No início de fevereiro, logo após deixar a União Europeia e antes do Reino Unido ser tragado pelo coronavírus, o primeiro-ministro Boris Johnson declarou que o país estava pronto para deixar sua marca no mundo novamente.

O Reino Unido embarcava em uma “grande viagem” para defender o livre comércio, disse em discurso em Londres.

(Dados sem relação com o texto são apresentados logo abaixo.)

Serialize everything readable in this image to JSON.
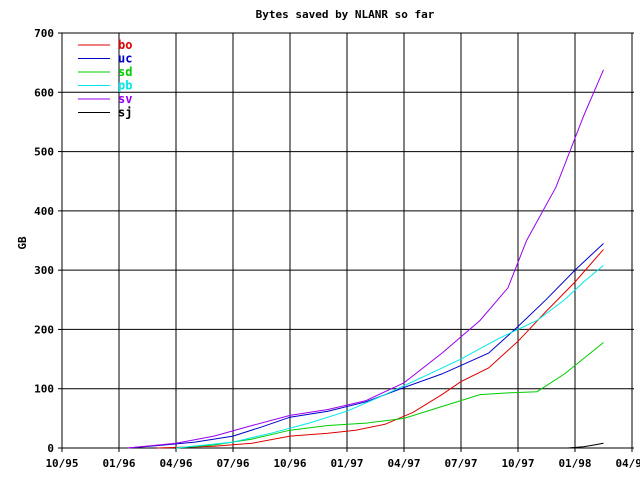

Embora não desejasse exagerar a influência britânica, alertou contra subestimar “a ânsia de nossos amigos ao redor do mundo em ouvir mais uma vez nossa voz independente”.

Apenas seis meses depois, o livre comércio é vítima de protecionismo, enquanto a Covid-19 destrói economias e intensifica rivalidades geopolíticas.

O governo troca farpas com a China sobre Hong Kong e com a Rússia sobre suposta interferência nas eleições, enquanto confronta a UE sobre os termos de seus futuros laços.

Em um mundo que virou de cabeça para baixo, outras potências acreditam que o Reino Unido perdeu influência, sem a adesão à UE e agora economicamente vulnerável, de acordo com entrevistas com autoridades políticas do passado e do presente, entre aliados e rivais.

Da Índia ao Canadá, da Europa à China, a imagem fornecida é de ceticismo sobre a tentativa do Reino Unido de forjar uma política externa que é ao mesmo tempo uma projeção do país hoje e um reflexo de seu passado imperial.

O perigo é que o governo de Londres tenha uma visão inflada do que chama de Reino Unido Global, quando para o resto do mundo é apenas mais um país.

“O Reino Unido encontrará um mundo que é cada vez mais governado pelo mercantilismo e pelo poder”, disse Rob Davies, que foi ministro do Comércio e Indústria da África do Sul por uma década até sua aposentadoria em maio de 2019. “Não tenho certeza de que será uma viagem tão fácil.”

A era Covid já parece assustadora. O Reino Unido registrou taxa de mortalidade desproporcionalmente alta pelo vírus e enfrenta a recessão mais profunda em pelo menos um século.

No entanto, apesar de todas as falhas relacionadas à pandemia de coronavírus, é possível afirmar que o Reino Unido tem sido mais assertivo em suas posições de política externa nos últimos seis meses do que nos últimos seis anos.

Em Hong Kong, ofereceu um caminho para a cidadania para 3 milhões de residentes, enquanto a proibição da Huawei em suas redes 5G – mesmo que tenha sido motivada pela pressão dos EUA – desafia países europeus a seguirem o exemplo.

O Reino Unido liderou a acusação contra a Rússia sobre a invasão de hackers em pesquisas de possíveis vacinas para o vírus e é contra permitir que Vladimir Putin seja readmitido no Grupo dos Sete, como sugerido pelo presidente dos EUA, Donald Trump.

A Índia, como um mercado de língua inglesa de 1,3 bilhão de pessoas, está interessada em fazer negócio com o Reino Unido, que vê positivamente em contraste com a postura de “pregação” moralizadora e “altamente burocrática e protecionista” da UE, disse Swapan Dasgupta, membro do Bharatiya Janata Party, partido do primeiro-ministro Narendra Modi.

“A Grã-Bretanha será fraca e vulnerável em muitos aspectos”, disse Dasgupta. “A vulnerabilidade deles pós-Brexit é precisamente a razão pela qual a Índia tem uma oportunidade de fortalecer os laços com a Grã-Bretanha. Especialmente com receios sobre a China, essa pode ser uma grande oportunidade para a Índia.”